Ley 9/2019, de 11 de diciembre, de medidas de garantía del abastecimiento en episodios de sequía y en situaciones de riesgo sanitario.
¿Qué dice esta ley?
**¿Qué es?** Es una ley de la Comunidad Autónoma de Galicia que establece las medidas necesarias para garantizar el suministro de agua potable cuando se producen episodios de sequía o situaciones que ponen en riesgo la calidad del agua destinada al consumo humano. Nace porque la legislación anterior, la Ley de aguas de Galicia de 2010, no disponía de instrumentos suficientemente detallados para hacer frente a este tipo de situaciones de difícil predicción, agravadas en los últimos años por los efectos del cambio climático. **¿A quién afecta?** Afecta a toda la ciudadanía de Galicia en tanto que usuaria de los sistemas de abastecimiento de agua. También afecta directamente a la Administración autonómica gallega y a las entidades locales —principalmente los ayuntamientos—, que son las responsables habituales de gestionar el suministro de agua a la población y que quedan obligadas a coordinarse conforme a las reglas que fija esta ley. **¿Qué cambia o establece?** La ley crea instrumentos de planificación específicos —como el Plan de sequía de la Demarcación Hidrográfica Galicia-Costa y los planes de emergencia ante sequías— para ordenar y coordinar la actuación de las distintas administraciones antes y durante estas crisis. Además, fija dos bloques de medidas concretas: unas aplicables en todo el territorio gallego y otras adicionales exclusivas del ámbito de la Demarcación Hidrográfica Galicia-Costa, donde la Comunidad Autónoma tiene competencia exclusiva sobre el agua. La norma también regula el régimen sancionador y las funciones de inspección y control.
💬 Contexto ciudadano
Antes de 2019, Galicia se regía por la Ley de Aguas de 2010, que carecía de mecanismos específicos ante sequías. A nivel estatal, la legislación general (Ley de Aguas 1985) establece principios básicos pero delega en las comunidades autónomas la planificación operativa de situaciones de crisis hídrica.
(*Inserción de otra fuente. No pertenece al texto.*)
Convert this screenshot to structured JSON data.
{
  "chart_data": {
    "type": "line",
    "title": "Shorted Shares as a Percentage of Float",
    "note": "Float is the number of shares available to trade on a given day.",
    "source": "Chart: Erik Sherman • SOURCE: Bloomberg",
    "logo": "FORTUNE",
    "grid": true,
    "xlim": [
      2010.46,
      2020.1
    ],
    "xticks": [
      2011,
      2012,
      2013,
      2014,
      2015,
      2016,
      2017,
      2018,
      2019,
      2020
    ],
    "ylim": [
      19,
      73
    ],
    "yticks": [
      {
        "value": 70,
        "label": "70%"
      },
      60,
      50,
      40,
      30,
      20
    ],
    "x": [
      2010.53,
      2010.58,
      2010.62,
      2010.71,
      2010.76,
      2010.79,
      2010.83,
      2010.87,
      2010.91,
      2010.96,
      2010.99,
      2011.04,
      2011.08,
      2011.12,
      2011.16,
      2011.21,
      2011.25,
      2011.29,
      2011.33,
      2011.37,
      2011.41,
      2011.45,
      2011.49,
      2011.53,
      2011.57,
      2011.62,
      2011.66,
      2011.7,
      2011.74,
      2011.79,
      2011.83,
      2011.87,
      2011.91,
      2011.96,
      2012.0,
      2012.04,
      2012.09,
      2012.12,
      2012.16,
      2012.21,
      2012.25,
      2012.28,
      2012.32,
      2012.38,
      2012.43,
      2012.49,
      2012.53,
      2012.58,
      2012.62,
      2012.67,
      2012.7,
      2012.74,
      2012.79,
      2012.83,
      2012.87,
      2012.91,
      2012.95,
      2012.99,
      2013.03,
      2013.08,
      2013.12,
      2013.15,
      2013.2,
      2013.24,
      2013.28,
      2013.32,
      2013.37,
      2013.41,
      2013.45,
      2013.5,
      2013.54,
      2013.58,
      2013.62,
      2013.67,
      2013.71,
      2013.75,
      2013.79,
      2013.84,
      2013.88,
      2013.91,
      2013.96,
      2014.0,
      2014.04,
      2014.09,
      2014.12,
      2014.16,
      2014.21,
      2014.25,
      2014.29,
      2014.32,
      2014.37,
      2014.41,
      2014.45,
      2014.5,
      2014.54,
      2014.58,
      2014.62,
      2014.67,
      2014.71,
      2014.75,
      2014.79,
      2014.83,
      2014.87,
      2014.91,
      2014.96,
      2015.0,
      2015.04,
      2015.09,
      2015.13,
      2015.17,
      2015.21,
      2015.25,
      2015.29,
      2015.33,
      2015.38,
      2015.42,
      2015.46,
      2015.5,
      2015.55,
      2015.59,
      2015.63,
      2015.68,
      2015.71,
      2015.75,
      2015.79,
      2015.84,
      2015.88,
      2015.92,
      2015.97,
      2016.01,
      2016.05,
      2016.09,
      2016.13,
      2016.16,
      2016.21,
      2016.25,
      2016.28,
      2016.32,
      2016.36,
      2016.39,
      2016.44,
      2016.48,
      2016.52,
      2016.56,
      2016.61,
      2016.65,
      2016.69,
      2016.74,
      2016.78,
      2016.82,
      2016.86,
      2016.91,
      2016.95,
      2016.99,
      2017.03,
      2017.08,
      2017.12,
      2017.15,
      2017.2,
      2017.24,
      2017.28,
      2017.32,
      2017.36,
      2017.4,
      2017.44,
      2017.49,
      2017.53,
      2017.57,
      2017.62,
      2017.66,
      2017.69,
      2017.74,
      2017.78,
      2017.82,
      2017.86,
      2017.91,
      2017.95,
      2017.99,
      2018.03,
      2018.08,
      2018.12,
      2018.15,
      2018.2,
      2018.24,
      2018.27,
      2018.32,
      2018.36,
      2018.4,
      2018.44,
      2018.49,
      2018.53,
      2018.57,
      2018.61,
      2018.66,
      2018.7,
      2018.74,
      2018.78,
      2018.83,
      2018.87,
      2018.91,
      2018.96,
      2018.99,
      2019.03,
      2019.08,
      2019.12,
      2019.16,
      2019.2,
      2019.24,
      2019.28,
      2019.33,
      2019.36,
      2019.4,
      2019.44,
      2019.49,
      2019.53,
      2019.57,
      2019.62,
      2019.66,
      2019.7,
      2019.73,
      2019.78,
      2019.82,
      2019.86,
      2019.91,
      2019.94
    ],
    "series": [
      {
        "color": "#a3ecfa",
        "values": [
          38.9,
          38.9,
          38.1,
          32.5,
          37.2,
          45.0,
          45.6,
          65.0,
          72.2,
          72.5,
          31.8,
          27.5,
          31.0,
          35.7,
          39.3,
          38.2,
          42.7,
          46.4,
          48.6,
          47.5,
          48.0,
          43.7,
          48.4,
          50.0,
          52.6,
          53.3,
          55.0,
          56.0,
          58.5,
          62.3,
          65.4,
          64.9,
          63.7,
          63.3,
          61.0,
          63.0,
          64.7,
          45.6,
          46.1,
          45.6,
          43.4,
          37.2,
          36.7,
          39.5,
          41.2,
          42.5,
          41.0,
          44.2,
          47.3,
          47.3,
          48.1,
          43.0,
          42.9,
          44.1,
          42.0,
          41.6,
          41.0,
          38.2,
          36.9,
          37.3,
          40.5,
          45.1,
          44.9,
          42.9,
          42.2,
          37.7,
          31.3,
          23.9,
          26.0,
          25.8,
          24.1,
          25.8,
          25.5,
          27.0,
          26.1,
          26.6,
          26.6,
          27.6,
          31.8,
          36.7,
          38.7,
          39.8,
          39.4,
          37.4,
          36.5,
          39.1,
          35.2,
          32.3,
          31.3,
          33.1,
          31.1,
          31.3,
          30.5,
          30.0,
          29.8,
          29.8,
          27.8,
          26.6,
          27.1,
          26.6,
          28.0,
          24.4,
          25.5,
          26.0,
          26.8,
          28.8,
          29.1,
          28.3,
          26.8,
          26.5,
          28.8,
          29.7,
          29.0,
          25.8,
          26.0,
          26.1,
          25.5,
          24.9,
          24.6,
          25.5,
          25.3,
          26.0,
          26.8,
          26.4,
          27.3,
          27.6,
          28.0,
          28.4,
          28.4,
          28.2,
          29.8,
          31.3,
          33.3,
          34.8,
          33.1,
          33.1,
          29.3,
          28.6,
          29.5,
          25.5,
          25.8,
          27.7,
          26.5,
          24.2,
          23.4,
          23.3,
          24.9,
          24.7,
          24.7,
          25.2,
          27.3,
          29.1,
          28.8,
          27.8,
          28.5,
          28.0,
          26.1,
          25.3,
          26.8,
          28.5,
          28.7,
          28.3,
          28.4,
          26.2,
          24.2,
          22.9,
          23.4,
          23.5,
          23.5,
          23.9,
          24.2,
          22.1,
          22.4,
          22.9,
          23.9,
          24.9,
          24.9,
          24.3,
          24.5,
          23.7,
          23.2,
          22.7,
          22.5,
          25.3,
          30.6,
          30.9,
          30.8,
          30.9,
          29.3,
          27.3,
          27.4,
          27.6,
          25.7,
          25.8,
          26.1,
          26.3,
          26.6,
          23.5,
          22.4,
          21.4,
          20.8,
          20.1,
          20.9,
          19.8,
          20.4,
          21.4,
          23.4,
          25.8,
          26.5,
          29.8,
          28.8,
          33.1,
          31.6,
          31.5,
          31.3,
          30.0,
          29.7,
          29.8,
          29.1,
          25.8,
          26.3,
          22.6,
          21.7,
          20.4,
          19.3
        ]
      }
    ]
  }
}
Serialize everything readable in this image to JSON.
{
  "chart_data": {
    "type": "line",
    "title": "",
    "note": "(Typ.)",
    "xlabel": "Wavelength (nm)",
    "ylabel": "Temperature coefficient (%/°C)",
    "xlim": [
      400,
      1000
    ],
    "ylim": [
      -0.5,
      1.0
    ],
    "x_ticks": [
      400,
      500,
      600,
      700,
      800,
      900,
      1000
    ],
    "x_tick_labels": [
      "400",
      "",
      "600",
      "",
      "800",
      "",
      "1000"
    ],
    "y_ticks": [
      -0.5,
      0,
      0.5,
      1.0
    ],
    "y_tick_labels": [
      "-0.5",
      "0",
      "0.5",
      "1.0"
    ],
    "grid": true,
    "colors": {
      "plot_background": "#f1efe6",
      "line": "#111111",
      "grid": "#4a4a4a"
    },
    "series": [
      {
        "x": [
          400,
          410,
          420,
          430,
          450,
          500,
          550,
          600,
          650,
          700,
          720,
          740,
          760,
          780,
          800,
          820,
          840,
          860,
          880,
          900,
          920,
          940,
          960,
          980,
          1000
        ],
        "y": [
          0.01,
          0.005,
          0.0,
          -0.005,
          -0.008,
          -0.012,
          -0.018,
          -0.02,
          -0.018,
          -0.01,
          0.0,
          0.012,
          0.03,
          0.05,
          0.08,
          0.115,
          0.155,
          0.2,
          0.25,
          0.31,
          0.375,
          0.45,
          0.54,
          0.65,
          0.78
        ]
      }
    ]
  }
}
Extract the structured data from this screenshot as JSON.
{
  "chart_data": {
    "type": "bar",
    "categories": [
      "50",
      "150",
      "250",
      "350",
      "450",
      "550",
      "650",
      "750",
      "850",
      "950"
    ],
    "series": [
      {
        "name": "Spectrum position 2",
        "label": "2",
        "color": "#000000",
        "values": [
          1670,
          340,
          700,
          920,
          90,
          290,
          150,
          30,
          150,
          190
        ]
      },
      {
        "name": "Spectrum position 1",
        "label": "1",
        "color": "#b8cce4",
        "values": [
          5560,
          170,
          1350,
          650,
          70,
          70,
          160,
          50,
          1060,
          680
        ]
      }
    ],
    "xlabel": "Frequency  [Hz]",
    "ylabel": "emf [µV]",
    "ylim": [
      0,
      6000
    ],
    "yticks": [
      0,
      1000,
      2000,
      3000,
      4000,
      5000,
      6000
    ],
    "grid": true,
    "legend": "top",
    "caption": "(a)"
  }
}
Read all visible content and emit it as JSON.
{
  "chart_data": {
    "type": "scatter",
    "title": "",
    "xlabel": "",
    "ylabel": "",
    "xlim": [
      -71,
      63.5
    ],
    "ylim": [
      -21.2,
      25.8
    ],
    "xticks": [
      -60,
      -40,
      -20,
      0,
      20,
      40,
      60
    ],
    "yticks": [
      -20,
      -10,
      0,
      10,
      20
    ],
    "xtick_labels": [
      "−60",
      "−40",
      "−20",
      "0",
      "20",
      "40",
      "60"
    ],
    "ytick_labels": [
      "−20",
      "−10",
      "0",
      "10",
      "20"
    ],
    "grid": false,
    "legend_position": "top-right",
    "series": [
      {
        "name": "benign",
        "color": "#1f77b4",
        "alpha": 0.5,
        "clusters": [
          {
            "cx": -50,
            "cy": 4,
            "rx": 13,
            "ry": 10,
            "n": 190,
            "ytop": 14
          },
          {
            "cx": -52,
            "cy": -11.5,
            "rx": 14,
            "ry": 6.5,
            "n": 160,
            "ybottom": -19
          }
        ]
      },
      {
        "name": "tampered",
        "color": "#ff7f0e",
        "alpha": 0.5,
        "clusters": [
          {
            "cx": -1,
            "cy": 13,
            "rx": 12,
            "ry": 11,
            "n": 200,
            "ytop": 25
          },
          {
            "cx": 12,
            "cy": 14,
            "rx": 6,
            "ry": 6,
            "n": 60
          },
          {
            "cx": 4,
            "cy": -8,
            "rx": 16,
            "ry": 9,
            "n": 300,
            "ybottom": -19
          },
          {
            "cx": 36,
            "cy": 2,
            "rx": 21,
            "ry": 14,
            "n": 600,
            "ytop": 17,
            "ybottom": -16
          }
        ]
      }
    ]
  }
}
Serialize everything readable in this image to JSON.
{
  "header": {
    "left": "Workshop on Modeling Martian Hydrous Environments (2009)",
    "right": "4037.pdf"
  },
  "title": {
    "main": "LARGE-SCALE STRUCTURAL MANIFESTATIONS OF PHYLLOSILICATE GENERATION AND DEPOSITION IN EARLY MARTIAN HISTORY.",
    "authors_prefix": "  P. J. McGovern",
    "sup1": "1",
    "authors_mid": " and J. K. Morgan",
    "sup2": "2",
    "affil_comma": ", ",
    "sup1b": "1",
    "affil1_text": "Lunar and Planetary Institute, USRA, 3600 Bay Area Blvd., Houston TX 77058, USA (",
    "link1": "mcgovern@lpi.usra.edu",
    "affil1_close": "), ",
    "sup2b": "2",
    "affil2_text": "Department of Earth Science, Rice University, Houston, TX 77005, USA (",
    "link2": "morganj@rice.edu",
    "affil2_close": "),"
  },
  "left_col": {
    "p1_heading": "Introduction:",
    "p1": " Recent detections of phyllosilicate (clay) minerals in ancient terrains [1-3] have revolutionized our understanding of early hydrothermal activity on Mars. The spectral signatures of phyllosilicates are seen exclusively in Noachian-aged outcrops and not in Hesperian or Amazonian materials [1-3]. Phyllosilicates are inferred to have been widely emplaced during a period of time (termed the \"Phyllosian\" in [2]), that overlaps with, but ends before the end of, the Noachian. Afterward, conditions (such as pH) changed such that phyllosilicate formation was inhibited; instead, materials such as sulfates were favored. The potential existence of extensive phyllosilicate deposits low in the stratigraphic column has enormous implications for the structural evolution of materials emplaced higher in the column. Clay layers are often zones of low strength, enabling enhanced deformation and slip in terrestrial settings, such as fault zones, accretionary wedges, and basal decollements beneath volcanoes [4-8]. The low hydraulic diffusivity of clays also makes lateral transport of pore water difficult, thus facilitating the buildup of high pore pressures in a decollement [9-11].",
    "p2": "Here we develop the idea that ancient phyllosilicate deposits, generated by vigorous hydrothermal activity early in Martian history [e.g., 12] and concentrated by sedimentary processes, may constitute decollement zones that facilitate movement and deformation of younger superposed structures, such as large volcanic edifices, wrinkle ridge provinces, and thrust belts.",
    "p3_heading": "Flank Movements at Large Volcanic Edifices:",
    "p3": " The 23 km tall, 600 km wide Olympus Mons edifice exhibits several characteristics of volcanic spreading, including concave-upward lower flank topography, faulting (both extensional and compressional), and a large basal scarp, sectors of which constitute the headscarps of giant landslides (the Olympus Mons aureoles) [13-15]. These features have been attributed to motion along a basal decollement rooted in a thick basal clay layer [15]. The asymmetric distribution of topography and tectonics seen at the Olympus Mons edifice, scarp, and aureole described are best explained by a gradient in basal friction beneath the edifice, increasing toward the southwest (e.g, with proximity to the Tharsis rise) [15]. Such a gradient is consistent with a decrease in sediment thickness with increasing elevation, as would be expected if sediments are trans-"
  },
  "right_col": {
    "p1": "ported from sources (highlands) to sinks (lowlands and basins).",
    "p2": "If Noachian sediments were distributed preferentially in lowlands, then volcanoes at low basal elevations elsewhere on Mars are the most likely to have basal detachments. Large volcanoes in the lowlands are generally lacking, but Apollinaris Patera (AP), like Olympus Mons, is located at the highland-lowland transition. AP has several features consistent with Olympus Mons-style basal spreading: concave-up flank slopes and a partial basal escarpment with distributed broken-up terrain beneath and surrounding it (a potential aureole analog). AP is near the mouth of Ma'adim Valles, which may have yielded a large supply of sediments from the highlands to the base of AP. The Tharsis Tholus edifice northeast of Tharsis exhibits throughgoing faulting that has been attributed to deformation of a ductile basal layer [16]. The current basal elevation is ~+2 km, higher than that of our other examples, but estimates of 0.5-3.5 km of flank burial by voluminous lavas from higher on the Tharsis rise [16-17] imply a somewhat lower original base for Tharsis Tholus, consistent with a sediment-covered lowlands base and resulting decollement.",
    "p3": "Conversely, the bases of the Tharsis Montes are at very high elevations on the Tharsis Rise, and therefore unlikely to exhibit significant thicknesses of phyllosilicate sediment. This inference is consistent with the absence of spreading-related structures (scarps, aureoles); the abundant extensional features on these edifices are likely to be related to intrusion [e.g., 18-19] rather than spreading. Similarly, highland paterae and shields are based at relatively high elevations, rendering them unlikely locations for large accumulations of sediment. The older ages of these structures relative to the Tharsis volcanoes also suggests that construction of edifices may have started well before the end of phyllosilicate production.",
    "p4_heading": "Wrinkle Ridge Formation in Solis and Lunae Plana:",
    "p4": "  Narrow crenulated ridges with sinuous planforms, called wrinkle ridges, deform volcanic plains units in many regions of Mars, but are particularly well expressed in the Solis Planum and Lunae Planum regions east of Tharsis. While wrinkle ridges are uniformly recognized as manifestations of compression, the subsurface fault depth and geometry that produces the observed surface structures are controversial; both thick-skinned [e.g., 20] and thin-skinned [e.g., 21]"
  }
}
Aunque directivas europeas como la 2000/60/CE exigen resiliencia ante sequías, la mayoría de CCAA no han desarrollado marcos normativos tan detallados y coordinados como el gallego, que adelanta una respuesta institucional más robusta. Esta diferencia importa al ciudadano porque Galicia garantiza procedimientos predeterminados y coordinación entre administraciones en momentos de estrés hídrico, reduciendo incertidumbre y asegurando suministro continuo en situaciones donde otras regiones aún actúan con marcos más genéricos o reactivos.